Non-competes are basically a source of friction in the employment market. They create inefficiencies because employees can no longer go to work for the company to which they will provide most value (which will presumably reward them commensurately).
In theory, the ability to sign a non-compete increases an employee's options. In practice, if they're enforced, many employees no longer have much option for employment without signing them.
But don't worry, even if this bill passes, you'll still have the option of signing enforceable non-competes in almost every other state in the U.S.
Driving a car, voting, and signing a lease are all much much simpler to do than understanding a non-compete agreement. And actually I think the line of "most" people falls somewhere in the middle.
I read this as [Massachusetts Bill to Ban] [Non-Competes backed by Spark Capital], rather than [Massachusetts Bill to Ban Non-Competes] [backed by Spark Capital], so it's good to see that Spark is backing the ban.
In general I think the state should take a utilitarian perspective in matters like this. If non-competes hurt the economy more than they help it would be self-defeating for the state to enforce them.

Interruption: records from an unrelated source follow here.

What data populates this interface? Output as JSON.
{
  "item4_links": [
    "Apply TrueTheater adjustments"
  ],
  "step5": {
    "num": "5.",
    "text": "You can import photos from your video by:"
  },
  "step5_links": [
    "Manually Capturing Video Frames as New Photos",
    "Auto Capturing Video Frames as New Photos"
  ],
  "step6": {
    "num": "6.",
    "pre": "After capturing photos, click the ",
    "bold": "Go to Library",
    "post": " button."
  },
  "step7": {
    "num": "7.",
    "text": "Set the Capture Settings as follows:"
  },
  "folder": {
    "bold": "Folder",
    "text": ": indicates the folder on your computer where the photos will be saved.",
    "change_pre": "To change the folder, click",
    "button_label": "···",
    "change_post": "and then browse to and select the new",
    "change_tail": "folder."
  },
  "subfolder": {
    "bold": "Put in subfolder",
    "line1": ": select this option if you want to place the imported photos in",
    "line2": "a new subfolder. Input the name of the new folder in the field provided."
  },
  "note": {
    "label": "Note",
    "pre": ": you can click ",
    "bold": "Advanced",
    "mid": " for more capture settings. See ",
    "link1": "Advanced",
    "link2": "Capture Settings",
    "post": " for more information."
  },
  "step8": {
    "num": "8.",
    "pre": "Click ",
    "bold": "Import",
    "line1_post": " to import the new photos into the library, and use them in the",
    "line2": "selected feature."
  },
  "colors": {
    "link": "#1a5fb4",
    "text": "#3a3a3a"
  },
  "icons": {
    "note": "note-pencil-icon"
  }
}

I'd guess that people often agree to non-competes because they don't know how bad a deal they are. This could be solved if (1) people checked their contracts with lawyers more often, or (2) contract terms were standardized in such a rigid way that people could quickly learn about all the potential clauses.

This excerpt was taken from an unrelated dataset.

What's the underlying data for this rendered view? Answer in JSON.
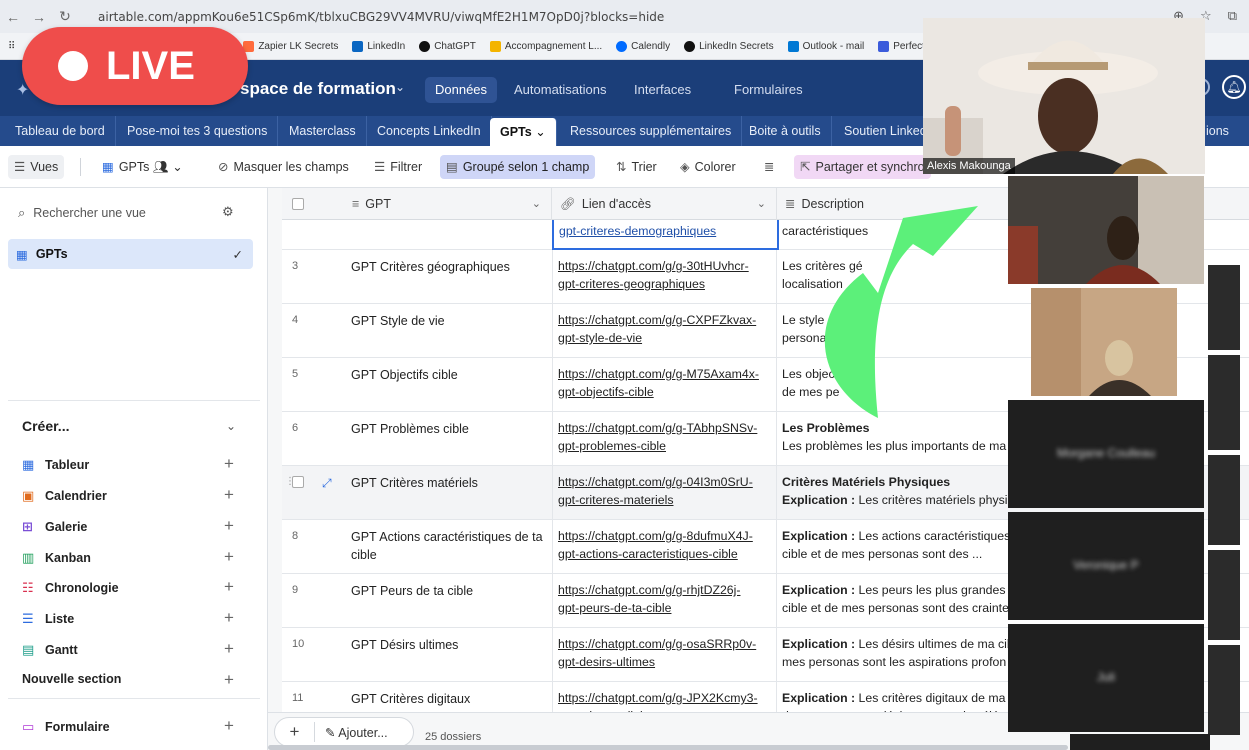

Why don't people check their contracts with lawyers? If it's because of a high estimated cost, is that estimation right?
Part of the problem (and therefore part of the solution) is that the choosing of contract terms asymmetrically benefits the employer, since they only have to do the lawyer work once.
I've had lawyers in Georgia tell me a non-compete has no teeth under GA law. You still might get sued, but apparently, the law leans heavily towards the employee.
Intellectual property and trade secrets are however well protected for the employer.
That's the case in most jurisdictions; judges will tend not to interpret contracts in ways that preclude individuals from earning a living. In a lot of states, judges also have the authority to modify noncompetes on the fly, so that they aren't confronted with the choice of screwing a former employee and throwing out an entire contract term wholesale.
Excellent movement on Spark's part. I've personally been handed a non-compete by a venture capital fund that would make a producer blush. It's preposterous what some firms try to con entrepreneurs into.
I'm really not sure why I'm expected to muster sympathy for entrepreneurs facing noncompetes from VC's. Isn't this an eminently reasonable use for noncompetes? You're epsilon from corporate-to-corporate contracts in this scenario.